• Session #3: Creating Dialogues With Non-Human Entities Using Neural Storytelling I

    Models for Environmental Literacy: Tivon Rice

Overview

Session #3: 15 June, 19:30 – 22:00 CEST (online)

With: Mark IJzerman, Vanessa Opoku & Tivon Rice

In this session we will be introduced to neural storytelling with GPT-2 within the lens of worldbuilding. Our mentors will give an overview of how to create a data set, and give a demo of how to run GPT-2 and Colab +. Alongside this we will be questioning the ethics of choosing certain data sets, as well as our relationship to the text. 

Mark IJzerman (NL) is a media artist investigating the way we experience our ecology. Vanessa Opoku (DE) is an artist using film and 3D scanning to question remembrance, the future and societal agency. Tivon Rice (US) is an artist critically exploring representation and communication within digital culture.

Mark IJzerman is a media artist and designer making installations and audiovisual performances. In his work he explores interaction between sound, light and the physiological effect on the body. Most recently, his works have been exploring the way we experience and relate to our ecology and atmosphere. His recent project ‘As Above, So Below’ was shown at FIBER Festival 2020, and explores the changing landscape of La Araucanía region in south-central Chile through live visuals and sound. This audiovisual performance probes into the dualism of man’s relationship with nature via sonic research made by Sebastien Robert, French sound artist, researcher and alumni of KABK’s MA ArtScience Interfaculty, and investigative visuals created from satellite imagery as well as microscopic and drone footage by Mark IJzerman. During a residency in Chile (Valley of the Possible), they researched the logging industry that has been eroding the biodiversity of the region, causing disruption to the ecosystem. 

Vanessa Opoku spent most of her teen years driving cars through virtual landscapes and being fascinated by the perception of reality that open-world games provided. Today, the possibilities of documenting and conserving objects, scenes and people with photography, film and 3D scanning is always connected to the question of remembrance, the future and how society deals with questions of agency. Within her artistic work, Vanessa Opoku explores the ways we can make radical changes in the perception of our world, reality and all living beings in it, finding alliances between art, research and technology. Her recent work, ‘Chapter I – Landscape’ (made in collaboration with Lion Sauterleute) was shown at FIBER Festival 2020: In the year 4006, the 25th clone of a human finds a 3D Scan in a data set. After a big crisis on earth, almost all archives have been destroyed and only oral history persists.

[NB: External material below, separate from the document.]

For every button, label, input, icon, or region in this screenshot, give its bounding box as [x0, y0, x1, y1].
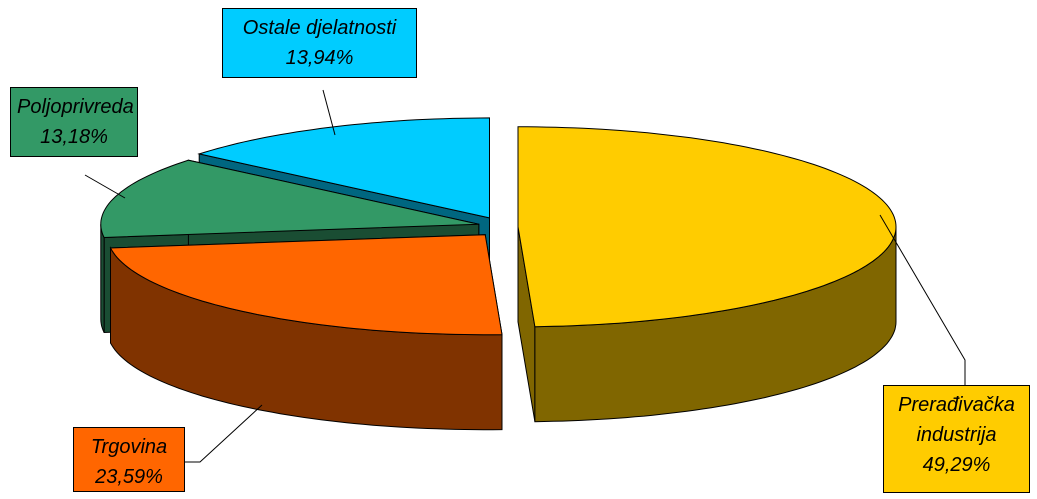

Where did this fragment come from? Sometimes it looks like a landscape, present in the current world but somehow different, sometimes like a plant. And then there are the memories. The procedure of cloning failed to transfer them coherently. There are flashbacks of a flood and a big crisis that nobody really knows of how it unfolded, but changed the world forever. Nature, in the end, does not care about crises. It is the landscape that we shaped and see as our existential basis.

Tivon Rice is an artist and educator working across visual culture and technology. His work critically explores representation and communication in the context of digital culture and asks: how do we see, inhabit, feel, and talk about these new forms of exchange? How do we approach creativity within the digital? What are the poetics, narratives, and visual languages inherent in new information technologies? And what are the social and environmental impacts of these systems? His long-term research project and experimental films ‘Models For Environmental Literacy’ explores in a speculative manner how A.I.s could have alternative perceptions of an environment. Three distinct A.I.s were trained for the screenplay: the SCIENTIST, the PHILOSOPHER, and the AUTHOR. The A.I.s each have their own personalities and are trained in literary work – from science fiction and eco-philosophy, to current intergovernmental reports on climate change. Rice brings them together for a series of conversations while they inhabit scenes from scanned natural environments. These virtual landscapes have been captured on several field trips that Rice undertook with FIBER(Amsterdam) and BioArt Society (Helsinki) over the past two years. ‘Models For Environmental Literacy’ invites the viewer to rethink the nature and application of artificial intelligence in the context of the environment.